Kenya was among the first countries in sub-Saharan Africa to officially launch a multi-year national plan to combat the seven most common NTDs. The most effective way to eliminate NTDs is to give medication to everyone in at-risk regions regularly for several years. Kenya's Ministry of Health works with partners on NTD control programs across much of the country. But the effort hasn't adequately expanded to the Coast Province, where Neema and Fatuma live. With support from END7, Kenya's National Program to Eliminate Lymphatic Filariasis (NPELF) delivered pills to treat both lymphatic filariasis as well as the intestinal worm diseases threatening Neema, Fatuma, Alice, Khasirimi and the rest of their community.
 
Lymphatic filariasis, also known as elephantiasis, remains one of Kenya’s biggest public health problems in the coastal region, where Neema and Fatuma live. Lymphatic filariasis is an extremely painful, debilitating and disfiguring disease. Neema and Fatuma’s grandmother, Khasirimi, was once a great farmer. The entire family ate the vegetables and fruit she grew until lymphatic filariasis swelled her legs and made it painful to walk.
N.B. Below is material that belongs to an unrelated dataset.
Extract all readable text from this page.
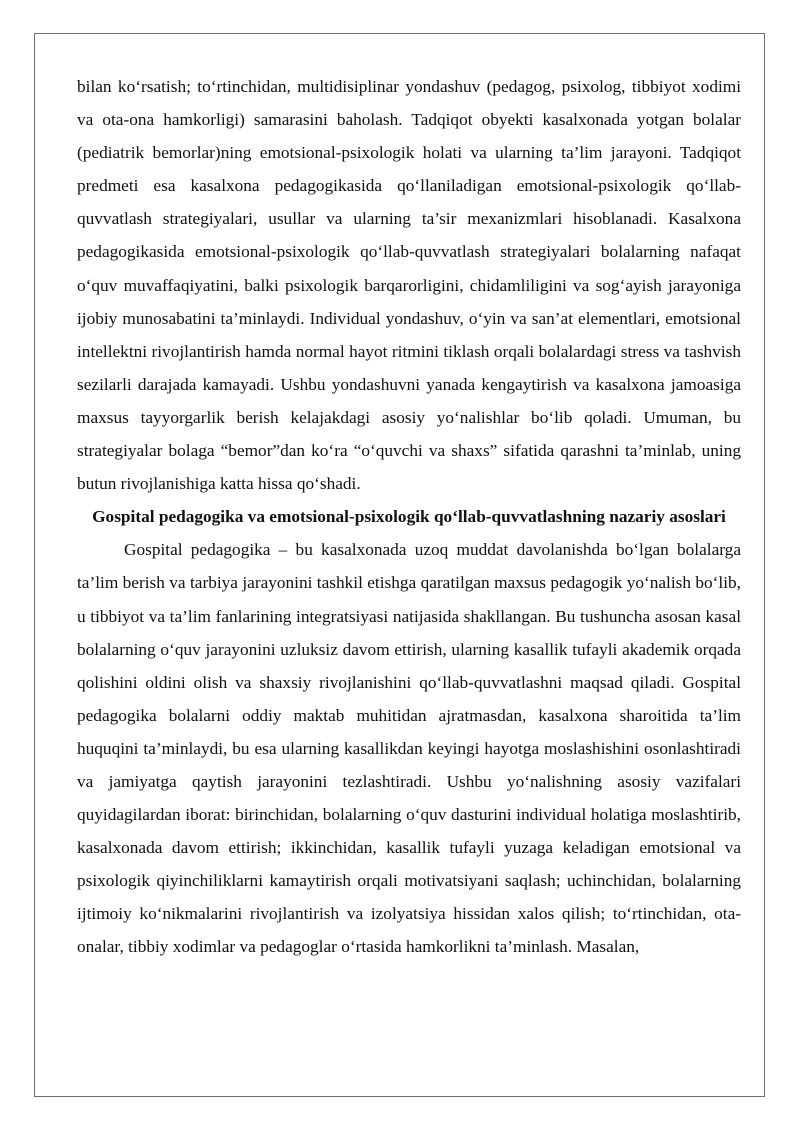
bilan ko‘rsatish; to‘rtinchidan, multidisiplinar yondashuv (pedagog, psixolog, tibbiyot xodimi va ota-ona hamkorligi) samarasini baholash. Tadqiqot obyekti kasalxonada yotgan bolalar (pediatrik bemorlar)ning emotsional-psixologik holati va ularning ta’lim jarayoni. Tadqiqot predmeti esa kasalxona pedagogikasida qo‘llaniladigan emotsional-psixologik qo‘llab-quvvatlash strategiyalari, usullar va ularning ta’sir mexanizmlari hisoblanadi. Kasalxona pedagogikasida emotsional-psixologik qo‘llab-quvvatlash strategiyalari bolalarning nafaqat o‘quv muvaffaqiyatini, balki psixologik barqarorligini, chidamliligini va sog‘ayish jarayoniga ijobiy munosabatini ta’minlaydi. Individual yondashuv, o‘yin va san’at elementlari, emotsional intellektni rivojlantirish hamda normal hayot ritmini tiklash orqali bolalardagi stress va tashvish sezilarli darajada kamayadi. Ushbu yondashuvni yanada kengaytirish va kasalxona jamoasiga maxsus tayyorgarlik berish kelajakdagi asosiy yo‘nalishlar bo‘lib qoladi. Umuman, bu strategiyalar bolaga “bemor”dan ko‘ra “o‘quvchi va shaxs” sifatida qarashni ta’minlab, uning butun rivojlanishiga katta hissa qo‘shadi.

Gospital pedagogika va emotsional-psixologik qo‘llab-quvvatlashning nazariy asoslari

Gospital pedagogika – bu kasalxonada uzoq muddat davolanishda bo‘lgan bolalarga ta’lim berish va tarbiya jarayonini tashkil etishga qaratilgan maxsus pedagogik yo‘nalish bo‘lib, u tibbiyot va ta’lim fanlarining integratsiyasi natijasida shakllangan. Bu tushuncha asosan kasal bolalarning o‘quv jarayonini uzluksiz davom ettirish, ularning kasallik tufayli akademik orqada qolishini oldini olish va shaxsiy rivojlanishini qo‘llab-quvvatlashni maqsad qiladi. Gospital pedagogika bolalarni oddiy maktab muhitidan ajratmasdan, kasalxona sharoitida ta’lim huquqini ta’minlaydi, bu esa ularning kasallikdan keyingi hayotga moslashishini osonlashtiradi va jamiyatga qaytish jarayonini tezlashtiradi. Ushbu yo‘nalishning asosiy vazifalari quyidagilardan iborat: birinchidan, bolalarning o‘quv dasturini individual holatiga moslashtirib, kasalxonada davom ettirish; ikkinchidan, kasallik tufayli yuzaga keladigan emotsional va psixologik qiyinchiliklarni kamaytirish orqali motivatsiyani saqlash; uchinchidan, bolalarning ijtimoiy ko‘nikmalarini rivojlantirish va izolyatsiya hissidan xalos qilish; to‘rtinchidan, ota-onalar, tibbiy xodimlar va pedagoglar o‘rtasida hamkorlikni ta’minlash. Masalan,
Transmitted by infected mosquitos, the disease can live inside a person for years before showing any symptoms. It can be prevented with an annual dose of medication but once the extremities start to swell, it cannot be cured. Because Khasirimi's disease has progressed, the swelling can only be managed – not reversed.
 
With annual distribution of drugs to treat lymphatic filariasis, the disease could be eliminated in just five years.
 
The medication to treat all 7 NTDs has been donated, the hard part is delivering it to those in need. We have the tools available to end these diseases, and we can do it by 2020.